—Votre reconnaissance ne me surprend pas, Maurice! commença Michel.
—Oh! je sais que je n'ai rien à attendre de vous en faisant appel à vos sentiments! répondit Maurice. Mais il y a ici un étranger,—que le diable m'enlève, d'ailleurs, si je sais pourquoi!—et c'est à lui que je fais appel.
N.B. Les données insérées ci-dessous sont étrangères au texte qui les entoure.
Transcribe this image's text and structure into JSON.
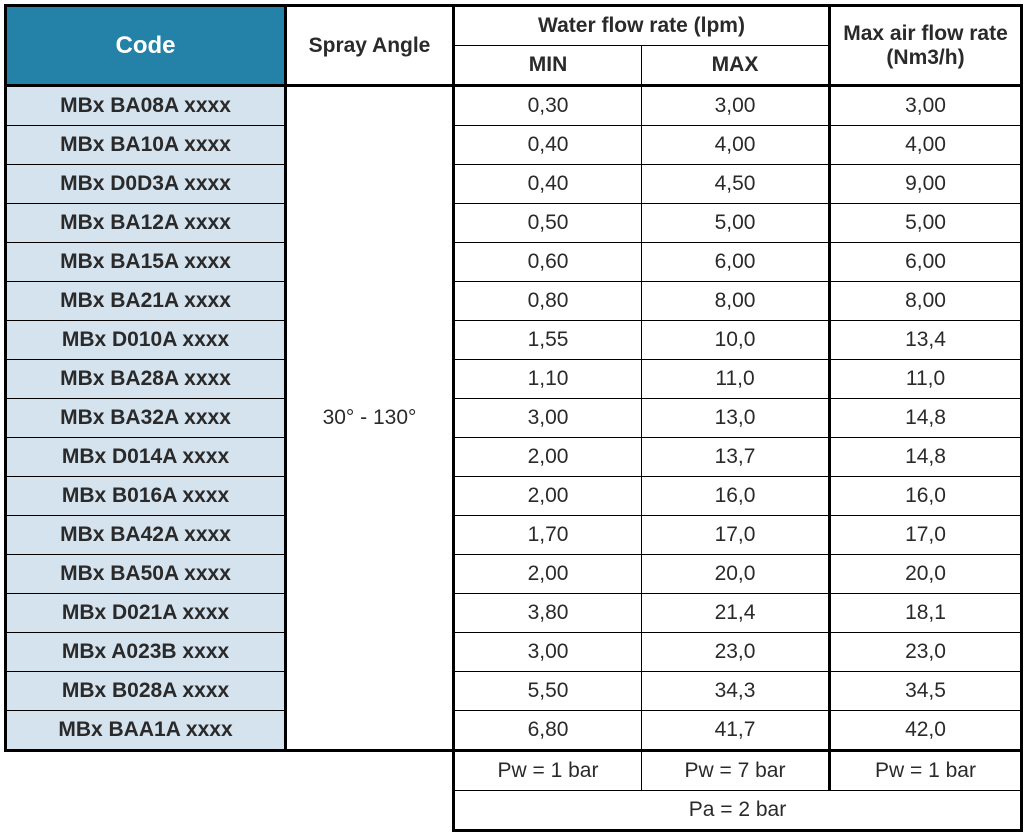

Monsieur, poursuivit-il en s'adressant à Gédéon, voici mon histoire: j'ai été dépouillé de mon héritage pendant que je n'étais encore qu'un enfant, un orphelin! Depuis lors, monsieur, jamais je n'ai eu qu'un rêve, qui était de rentrer dans mes fonds. Mon cousin Michel pourra vous dire de moi tout ce qu'il voudra: j'avouerai moi-même que je n'ai pas toujours été à la hauteur des circonstances. Mais ma situation n'en est pas moins celle que je vous ai exposée, monsieur! J'ai été dépouillé de mon héritage! Un enfant orphelin a été dépouillé de 7.800 livres! et j'ajoute que j'ai le droit pour moi! Toutes les finasseries de M. Michel ne prévaudront point contre l'équité!
—Maurice, interrompit Michel, permettez-moi d'ajouter un petit détail, qui d'ailleurs ne saurait vous déplaire, car il met en relief vos capacités d'écrivain!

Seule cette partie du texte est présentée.